Using Composite Keys
Composite keys are similar to natural keys in many ways, except that a composite key comprises multiple database columns, and must therefore be mapped as a value object.
Composite Key Types
Every entity in LightSpeed has an Id property. In the case of a composite key, the Id property has to contain multiple values. This happens by making the identity type a composite type – a struct (.NET value type) with a field for each column of the composite key.
The columns of the composite key will be mapped to the fields of this identity type. To refer to composite key columns, therefore, you must refer to entity.Id.field_name; the columns are members of the composite Id, not distinct properties on the entity.
Composite Keys in the Designer
When you drag a table with a composite key onto the designer, LightSpeed infers the key columns from the database primary key, and displays identity fields for the key columns.
The identity type is automatically generated. Its name is the entity name followed by Id. For example, an entity named InternationalProduct will have an identity type named InternationalProductId.
You can create composite keys in a model-first approach, by using the LightSpeed Model Explorer to add identity properties to an entity. You should not normally do this: if you are defining new entities rather than mapping existing tables, you should use a surrogate key instead.
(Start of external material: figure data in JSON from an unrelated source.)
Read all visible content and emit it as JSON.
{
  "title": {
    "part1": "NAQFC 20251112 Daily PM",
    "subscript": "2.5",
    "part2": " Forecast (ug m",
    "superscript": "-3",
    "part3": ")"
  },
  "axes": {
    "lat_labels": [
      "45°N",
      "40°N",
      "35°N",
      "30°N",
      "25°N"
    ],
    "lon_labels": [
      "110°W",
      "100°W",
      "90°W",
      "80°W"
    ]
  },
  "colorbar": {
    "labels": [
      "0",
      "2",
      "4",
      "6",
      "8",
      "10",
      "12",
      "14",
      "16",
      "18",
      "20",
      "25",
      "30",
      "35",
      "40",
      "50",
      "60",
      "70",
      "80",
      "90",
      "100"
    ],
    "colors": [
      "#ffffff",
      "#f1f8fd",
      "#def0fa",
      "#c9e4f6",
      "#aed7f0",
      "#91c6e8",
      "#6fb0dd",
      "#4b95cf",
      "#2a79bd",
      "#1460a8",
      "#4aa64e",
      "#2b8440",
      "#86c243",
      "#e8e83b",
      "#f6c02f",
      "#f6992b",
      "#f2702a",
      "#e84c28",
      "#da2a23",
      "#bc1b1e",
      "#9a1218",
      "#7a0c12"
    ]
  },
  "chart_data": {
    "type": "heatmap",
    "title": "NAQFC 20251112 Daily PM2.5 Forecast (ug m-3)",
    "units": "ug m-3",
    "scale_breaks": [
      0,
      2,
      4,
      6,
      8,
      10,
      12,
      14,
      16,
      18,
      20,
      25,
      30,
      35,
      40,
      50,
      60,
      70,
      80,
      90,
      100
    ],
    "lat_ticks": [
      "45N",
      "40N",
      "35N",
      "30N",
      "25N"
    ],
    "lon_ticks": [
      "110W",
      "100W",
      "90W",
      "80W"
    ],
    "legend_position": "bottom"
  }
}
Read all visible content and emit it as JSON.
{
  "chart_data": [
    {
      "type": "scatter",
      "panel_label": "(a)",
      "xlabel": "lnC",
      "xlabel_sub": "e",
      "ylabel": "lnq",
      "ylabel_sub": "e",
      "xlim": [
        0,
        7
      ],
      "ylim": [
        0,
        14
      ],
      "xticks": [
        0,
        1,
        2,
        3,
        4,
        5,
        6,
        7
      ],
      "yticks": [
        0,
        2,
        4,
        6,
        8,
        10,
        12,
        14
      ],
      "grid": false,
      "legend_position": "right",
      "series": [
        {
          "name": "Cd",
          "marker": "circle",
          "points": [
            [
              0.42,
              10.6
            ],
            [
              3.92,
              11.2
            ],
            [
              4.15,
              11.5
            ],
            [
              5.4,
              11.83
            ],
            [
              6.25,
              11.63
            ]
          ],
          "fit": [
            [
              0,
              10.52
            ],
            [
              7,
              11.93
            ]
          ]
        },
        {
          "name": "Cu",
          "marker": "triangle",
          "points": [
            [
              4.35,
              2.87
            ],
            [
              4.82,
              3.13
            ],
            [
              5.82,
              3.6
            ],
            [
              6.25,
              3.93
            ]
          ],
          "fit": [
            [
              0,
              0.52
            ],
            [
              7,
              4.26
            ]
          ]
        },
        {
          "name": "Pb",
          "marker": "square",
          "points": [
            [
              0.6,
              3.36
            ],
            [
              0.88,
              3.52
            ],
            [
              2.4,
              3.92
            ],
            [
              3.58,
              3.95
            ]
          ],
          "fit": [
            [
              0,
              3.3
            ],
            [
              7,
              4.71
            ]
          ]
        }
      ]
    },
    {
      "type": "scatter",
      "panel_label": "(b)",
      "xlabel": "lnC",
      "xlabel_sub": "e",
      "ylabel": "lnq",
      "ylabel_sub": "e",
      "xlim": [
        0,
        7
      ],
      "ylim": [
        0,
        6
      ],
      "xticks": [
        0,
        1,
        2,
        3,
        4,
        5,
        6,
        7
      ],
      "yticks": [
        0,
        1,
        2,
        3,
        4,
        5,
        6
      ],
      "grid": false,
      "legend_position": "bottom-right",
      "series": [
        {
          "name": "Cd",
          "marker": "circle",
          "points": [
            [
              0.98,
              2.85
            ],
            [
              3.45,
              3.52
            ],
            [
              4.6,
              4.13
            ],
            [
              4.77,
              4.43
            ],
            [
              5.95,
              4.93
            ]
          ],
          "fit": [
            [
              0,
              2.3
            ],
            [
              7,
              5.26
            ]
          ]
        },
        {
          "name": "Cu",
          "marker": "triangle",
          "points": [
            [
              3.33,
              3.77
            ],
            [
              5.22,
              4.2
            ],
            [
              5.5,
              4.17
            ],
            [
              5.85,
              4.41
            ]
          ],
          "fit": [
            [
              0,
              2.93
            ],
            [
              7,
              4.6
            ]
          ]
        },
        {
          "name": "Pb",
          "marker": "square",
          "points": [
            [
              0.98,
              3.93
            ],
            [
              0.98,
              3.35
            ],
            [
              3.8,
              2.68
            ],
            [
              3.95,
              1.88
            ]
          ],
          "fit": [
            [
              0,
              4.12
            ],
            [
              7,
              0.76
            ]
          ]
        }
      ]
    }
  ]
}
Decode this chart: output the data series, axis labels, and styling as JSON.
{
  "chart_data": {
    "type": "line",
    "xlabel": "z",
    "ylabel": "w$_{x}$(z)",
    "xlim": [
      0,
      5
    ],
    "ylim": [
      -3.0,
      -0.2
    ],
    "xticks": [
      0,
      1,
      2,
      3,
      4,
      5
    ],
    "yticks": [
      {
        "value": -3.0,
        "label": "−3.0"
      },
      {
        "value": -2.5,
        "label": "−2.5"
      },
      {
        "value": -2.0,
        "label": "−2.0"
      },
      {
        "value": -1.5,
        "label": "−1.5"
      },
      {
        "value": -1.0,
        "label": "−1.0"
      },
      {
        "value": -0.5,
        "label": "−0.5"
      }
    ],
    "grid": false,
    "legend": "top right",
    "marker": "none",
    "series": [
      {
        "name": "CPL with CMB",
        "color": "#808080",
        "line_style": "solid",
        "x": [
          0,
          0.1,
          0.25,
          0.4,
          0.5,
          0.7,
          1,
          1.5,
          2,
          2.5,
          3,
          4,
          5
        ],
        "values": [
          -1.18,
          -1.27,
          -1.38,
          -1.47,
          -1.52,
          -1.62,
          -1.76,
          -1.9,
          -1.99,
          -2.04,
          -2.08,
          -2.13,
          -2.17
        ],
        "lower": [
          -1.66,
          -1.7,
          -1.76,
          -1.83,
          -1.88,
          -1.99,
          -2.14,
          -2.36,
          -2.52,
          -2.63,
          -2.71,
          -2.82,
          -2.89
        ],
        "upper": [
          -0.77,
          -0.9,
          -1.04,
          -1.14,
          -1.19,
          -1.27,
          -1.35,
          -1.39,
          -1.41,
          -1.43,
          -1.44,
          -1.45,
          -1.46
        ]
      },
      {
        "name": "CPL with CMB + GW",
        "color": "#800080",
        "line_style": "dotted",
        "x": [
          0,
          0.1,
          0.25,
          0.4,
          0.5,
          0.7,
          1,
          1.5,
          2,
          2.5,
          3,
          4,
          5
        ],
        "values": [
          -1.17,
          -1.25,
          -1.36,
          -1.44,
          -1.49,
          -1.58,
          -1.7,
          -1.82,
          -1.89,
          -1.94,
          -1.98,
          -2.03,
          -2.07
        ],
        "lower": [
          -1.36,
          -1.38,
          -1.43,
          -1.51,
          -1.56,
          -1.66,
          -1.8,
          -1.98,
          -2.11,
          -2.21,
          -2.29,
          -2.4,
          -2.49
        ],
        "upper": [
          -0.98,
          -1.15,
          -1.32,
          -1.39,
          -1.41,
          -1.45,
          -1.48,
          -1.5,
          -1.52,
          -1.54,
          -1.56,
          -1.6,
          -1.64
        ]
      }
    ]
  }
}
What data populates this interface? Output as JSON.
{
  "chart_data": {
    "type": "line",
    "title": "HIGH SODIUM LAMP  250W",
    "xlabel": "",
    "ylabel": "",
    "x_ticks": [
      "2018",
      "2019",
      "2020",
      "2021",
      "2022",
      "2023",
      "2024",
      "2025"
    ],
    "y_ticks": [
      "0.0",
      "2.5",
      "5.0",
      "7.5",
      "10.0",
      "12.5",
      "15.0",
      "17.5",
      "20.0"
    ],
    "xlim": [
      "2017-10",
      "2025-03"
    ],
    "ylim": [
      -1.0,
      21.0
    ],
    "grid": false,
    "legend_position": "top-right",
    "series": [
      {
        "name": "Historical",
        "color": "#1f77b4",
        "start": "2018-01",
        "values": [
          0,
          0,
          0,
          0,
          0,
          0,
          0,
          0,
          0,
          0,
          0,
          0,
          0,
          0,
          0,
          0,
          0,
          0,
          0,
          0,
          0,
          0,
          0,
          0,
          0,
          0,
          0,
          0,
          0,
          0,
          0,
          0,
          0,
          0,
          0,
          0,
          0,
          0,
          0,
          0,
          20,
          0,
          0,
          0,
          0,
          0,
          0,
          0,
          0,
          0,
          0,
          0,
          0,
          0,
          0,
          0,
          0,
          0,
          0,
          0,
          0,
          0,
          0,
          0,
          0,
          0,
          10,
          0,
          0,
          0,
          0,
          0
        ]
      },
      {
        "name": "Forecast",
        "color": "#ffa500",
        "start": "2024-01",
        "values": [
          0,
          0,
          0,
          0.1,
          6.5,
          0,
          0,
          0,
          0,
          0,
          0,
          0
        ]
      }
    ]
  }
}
Composite Keys in Hand‑Coded Entities
If you are hand‑coding an entity with a composite key, you must provide an identity type, either by locating an existing type that fits the composite key columns or (more usually) by coding a specific identity type. The identity type must be a struct (value type) and should be immutable (all fields marked readonly).
A hand‑coded composite key type |
public struct InternationalProductId |
You can then specify this type as the TId type parameter when deriving from Entity<TId>:
Declaring a composite keyed entity |
public class InternationalProduct : Entity<InternationalProductId> |
Assigning Composite Keys
Composite keys are assigned in the same way as other natural keys: by overriding the GeneratedId method. Similar considerations apply in terms of storing Id generation data in transient fields and ensuring the Id generation data is available before the entity joins a unit of work. The GeneratedId override must return an instance of the composite key type.
Generating the value for a composite key |
[Transient] |
Composite Foreign Keys
When another table has a foreign key to a composite-keyed table, the foreign key field must be of the composite key type, the foreign key columns must be mapped to the fields of the composite key type, and the foreign key field must be marked as a value object.
An association with a composite foreign key |
public class Advert : Entity<int> |
If you are using the designer, it can generate this code for you, but it may not be able to infer the column mappings from the database. You may therefore need to manually set up the association and map columns.
Foreign Keys That Are Part of a Composite Key
In some cases, one of the columns of a composite key may also be the foreign key for an association. For example, in the InternationalProduct example, InternationalProduct.Id.ProductId might be the foreign key for an association to a Product entity. This runs counter to the LightSpeed convention that an association’s foreign key is represented by a field with the name association_nameId.
To handle this case, select the association arrow and enter the path to the key field in the Key Property Reference box. (In code, apply ForeignKeyFieldAttribute to the EntityHolder.) In the example above, the path would be Id.ProductId.
Composite Foreign Keys That Overlap the Primary Key
The Key Property Reference technique works when you have a simple foreign key which happens to be a column in the composite primary key. In some cases, you will have a composite foreign key, some of whose fields are columns in the primary key. In this case, you cannot use Key Property Reference, because there is no single field which acts as the foreign key; nor can you provide a composite foreign key field, because that would require the overlapping columns to be mapped twice. Instead, you must provide a custom association resolver. This is a type which implements IAssociationResolver and returns a QueryExpression describing how to look up an associated entity or collection.
Using a custom resolver brings certain limitations particularly around eager loading and cascade delete. It is strongly recommended that you try to modify your database schema to avoid the use of overlapping foreign and primary composite keys. If using a custom resolver is unavoidable, contact Mindscape technical support for a sample.
Many‑to‑Many Associations Represented As Composite Keys
A common idiom for many‑to‑many associations, even in databases that otherwise use surrogate keys, is to omit the surrogate key on the through table. That is, the through table contains foreign keys to the tables being joined, and its primary key is a composite key on these two columns rather than a separate Id column. For information about implementing this in LightSpeed, see the online article Many-to-many associations and composite keys in LightSpeed.